The exit code is a starting point, not a diagnosis. The same number can come from very different causes, so always confirm against the program’s own logs, dmesg, or your orchestrator’s events.

Questions

What does an exit code above 128 mean?

On Unix, when a process is killed by a signal, its exit status is 128 plus the signal number. So 137 = 128 + 9 = SIGKILL, 143 = 128 + 15 = SIGTERM, 139 = 128 + 11 = SIGSEGV, and 130 = 128 + 2 = SIGINT (Ctrl-C). ExitCode does that subtraction for you and names the signal.

Why does my container exit with 137 (OOMKilled)?

Exit 137 means the process got SIGKILL. In Docker and Kubernetes that is almost always the out-of-memory killer enforcing a memory limit (Kubernetes labels it OOMKilled), or an orchestrator escalating to SIGKILL after a SIGTERM was ignored past the grace period. Compare the container's memory usage against its limit, raise the limit or reduce usage, and make sure the app exits promptly on SIGTERM.

What is the difference between 126 and 127?

127 means the command was not found at all — a typo, a missing package, or it is not on PATH (very common in minimal containers). 126 means the command was found but could not be executed — usually a missing execute bit, a non-executable file, or a bad interpreter line in a script.

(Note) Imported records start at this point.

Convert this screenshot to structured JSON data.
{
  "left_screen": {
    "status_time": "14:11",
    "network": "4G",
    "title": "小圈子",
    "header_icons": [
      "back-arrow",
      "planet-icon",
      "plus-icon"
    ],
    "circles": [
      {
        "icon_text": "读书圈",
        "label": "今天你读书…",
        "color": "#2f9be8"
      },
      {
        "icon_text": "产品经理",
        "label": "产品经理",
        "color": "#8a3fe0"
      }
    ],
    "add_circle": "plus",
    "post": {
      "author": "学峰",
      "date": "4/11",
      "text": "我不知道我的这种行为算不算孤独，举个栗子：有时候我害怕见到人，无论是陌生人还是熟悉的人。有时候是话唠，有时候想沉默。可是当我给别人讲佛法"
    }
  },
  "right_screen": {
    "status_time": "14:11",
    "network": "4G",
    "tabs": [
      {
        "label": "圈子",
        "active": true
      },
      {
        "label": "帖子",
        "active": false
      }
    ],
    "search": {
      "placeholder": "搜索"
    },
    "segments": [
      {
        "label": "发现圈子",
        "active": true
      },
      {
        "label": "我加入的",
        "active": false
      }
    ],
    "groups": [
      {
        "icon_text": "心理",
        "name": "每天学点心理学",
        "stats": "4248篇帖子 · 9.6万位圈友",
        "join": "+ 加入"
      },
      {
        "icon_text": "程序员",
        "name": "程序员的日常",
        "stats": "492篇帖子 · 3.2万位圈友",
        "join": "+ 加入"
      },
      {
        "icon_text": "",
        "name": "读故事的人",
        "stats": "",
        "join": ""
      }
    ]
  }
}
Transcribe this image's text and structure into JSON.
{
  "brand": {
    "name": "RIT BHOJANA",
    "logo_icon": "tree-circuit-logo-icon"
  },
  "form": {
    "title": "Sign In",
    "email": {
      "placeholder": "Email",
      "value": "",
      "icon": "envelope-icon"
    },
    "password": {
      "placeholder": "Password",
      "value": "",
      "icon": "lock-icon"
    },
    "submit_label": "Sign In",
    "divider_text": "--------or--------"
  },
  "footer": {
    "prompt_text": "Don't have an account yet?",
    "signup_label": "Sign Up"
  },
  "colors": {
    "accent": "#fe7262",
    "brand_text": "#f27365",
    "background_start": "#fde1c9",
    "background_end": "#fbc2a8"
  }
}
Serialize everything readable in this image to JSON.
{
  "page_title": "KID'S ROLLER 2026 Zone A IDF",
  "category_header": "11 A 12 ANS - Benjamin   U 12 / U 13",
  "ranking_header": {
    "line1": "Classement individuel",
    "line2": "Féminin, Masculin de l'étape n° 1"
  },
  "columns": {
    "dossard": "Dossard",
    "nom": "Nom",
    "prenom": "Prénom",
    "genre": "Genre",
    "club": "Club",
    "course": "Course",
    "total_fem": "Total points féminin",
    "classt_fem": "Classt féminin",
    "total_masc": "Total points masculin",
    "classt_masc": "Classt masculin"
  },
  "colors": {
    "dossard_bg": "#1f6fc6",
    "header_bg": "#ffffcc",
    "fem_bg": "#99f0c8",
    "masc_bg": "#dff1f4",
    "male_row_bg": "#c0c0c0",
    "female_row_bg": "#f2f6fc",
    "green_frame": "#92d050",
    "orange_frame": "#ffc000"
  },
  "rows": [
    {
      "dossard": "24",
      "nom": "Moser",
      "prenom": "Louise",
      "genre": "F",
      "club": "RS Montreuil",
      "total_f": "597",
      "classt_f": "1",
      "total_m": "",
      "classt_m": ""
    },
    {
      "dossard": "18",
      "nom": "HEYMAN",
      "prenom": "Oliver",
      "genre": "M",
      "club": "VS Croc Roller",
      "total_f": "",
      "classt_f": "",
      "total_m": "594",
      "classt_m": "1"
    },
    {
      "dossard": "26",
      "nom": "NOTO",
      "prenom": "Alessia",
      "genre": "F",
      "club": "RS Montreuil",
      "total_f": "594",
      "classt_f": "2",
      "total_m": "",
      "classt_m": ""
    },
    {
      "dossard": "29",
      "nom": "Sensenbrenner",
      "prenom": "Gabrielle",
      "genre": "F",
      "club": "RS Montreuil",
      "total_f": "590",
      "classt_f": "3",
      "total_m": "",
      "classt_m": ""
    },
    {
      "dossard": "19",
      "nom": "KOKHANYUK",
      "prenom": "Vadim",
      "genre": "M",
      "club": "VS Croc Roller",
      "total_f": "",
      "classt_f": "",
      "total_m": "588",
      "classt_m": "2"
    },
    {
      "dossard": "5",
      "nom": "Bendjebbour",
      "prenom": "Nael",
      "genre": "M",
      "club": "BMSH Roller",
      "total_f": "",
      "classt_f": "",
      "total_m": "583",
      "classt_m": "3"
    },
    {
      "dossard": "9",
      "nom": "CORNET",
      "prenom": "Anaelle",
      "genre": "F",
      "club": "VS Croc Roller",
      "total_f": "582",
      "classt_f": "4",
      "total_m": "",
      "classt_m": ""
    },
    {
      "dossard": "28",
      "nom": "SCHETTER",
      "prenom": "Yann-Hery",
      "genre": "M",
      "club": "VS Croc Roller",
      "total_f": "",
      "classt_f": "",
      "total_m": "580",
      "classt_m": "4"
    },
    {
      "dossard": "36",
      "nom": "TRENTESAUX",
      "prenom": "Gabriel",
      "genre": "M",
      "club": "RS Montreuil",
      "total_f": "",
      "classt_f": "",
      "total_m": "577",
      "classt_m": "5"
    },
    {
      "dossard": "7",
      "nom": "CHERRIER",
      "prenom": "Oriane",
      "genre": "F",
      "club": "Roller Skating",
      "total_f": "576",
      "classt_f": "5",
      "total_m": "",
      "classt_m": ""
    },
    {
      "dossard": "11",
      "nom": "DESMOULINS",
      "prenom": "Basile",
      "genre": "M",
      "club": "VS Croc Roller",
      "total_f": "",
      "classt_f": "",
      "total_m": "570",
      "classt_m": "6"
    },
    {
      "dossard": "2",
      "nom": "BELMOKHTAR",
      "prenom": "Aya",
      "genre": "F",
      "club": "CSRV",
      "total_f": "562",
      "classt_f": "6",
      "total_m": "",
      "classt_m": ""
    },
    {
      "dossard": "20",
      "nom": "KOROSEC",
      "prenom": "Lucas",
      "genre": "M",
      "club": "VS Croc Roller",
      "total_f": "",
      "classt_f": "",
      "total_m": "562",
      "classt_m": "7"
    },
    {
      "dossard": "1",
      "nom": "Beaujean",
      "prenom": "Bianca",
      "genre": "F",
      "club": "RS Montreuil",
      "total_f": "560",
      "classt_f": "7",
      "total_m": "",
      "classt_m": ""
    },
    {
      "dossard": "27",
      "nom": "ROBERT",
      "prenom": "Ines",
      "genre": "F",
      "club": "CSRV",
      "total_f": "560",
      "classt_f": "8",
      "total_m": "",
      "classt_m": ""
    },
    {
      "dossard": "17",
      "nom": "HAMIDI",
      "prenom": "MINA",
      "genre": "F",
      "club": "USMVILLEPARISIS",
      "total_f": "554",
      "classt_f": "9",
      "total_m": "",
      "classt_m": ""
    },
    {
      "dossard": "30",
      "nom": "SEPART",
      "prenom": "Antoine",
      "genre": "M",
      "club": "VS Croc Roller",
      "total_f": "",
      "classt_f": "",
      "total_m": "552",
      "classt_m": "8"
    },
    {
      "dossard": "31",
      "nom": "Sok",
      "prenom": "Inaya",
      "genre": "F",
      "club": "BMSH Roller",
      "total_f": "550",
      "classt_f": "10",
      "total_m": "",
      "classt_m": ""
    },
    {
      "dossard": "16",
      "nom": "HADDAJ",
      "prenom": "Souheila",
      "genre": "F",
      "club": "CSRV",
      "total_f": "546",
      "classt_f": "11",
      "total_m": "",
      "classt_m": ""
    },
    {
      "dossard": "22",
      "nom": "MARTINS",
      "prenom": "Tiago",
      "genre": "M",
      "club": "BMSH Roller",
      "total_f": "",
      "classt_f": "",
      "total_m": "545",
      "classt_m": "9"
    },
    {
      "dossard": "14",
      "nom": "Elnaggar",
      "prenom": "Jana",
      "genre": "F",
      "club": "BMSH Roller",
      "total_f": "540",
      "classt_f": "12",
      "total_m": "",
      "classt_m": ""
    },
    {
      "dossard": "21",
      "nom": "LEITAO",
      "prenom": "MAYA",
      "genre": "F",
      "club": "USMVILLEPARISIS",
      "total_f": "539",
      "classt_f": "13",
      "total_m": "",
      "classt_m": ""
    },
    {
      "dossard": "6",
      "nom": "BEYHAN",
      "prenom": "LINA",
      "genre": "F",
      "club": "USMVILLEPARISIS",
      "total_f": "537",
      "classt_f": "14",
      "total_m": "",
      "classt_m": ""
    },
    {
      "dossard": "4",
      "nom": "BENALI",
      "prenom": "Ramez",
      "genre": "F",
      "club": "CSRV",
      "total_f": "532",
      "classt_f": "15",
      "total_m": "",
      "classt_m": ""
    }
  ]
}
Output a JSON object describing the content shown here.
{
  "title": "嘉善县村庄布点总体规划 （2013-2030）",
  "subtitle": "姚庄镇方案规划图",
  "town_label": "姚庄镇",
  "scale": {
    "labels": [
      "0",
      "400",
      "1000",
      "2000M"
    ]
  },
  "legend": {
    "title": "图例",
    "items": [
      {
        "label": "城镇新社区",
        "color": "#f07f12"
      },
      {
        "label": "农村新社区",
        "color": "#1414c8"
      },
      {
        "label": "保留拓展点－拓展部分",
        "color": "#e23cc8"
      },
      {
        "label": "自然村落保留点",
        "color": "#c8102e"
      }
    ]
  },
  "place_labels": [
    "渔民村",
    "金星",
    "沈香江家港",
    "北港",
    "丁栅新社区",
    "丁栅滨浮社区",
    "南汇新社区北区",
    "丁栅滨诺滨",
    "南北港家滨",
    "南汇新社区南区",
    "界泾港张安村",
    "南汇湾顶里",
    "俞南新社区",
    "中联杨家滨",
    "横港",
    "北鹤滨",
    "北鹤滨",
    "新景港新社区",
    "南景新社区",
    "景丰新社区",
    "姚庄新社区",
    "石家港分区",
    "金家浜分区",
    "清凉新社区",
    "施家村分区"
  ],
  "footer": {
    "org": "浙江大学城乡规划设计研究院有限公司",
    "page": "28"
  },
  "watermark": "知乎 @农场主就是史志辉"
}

Are these signal numbers the same on every system?

The common ones (SIGKILL 9, SIGTERM 15, SIGINT 2, SIGSEGV 11, SIGABRT 6) are the same across Linux and most Unix. A few — SIGUSR1, SIGUSR2, SIGBUS — have different numbers on MIPS, Alpha, and SPARC, and real-time signals occupy 34-64. ExitCode uses the standard Linux x86-64/ARM numbers.

Why does curl use different exit codes?

curl has its own numbering that is unrelated to signals: 6 is "couldn't resolve host", 7 is "couldn't connect", 28 is a timeout, 60 is a TLS certificate problem, and 22 means the server returned an HTTP error of 400+ when you used -f/--fail. Switch the context to "curl" to decode those, since the same number means something completely different there.

Does anything I type get sent anywhere?

No. ExitCode is a static lookup that runs entirely in your browser. There is no backend, no logging, and nothing leaves the page.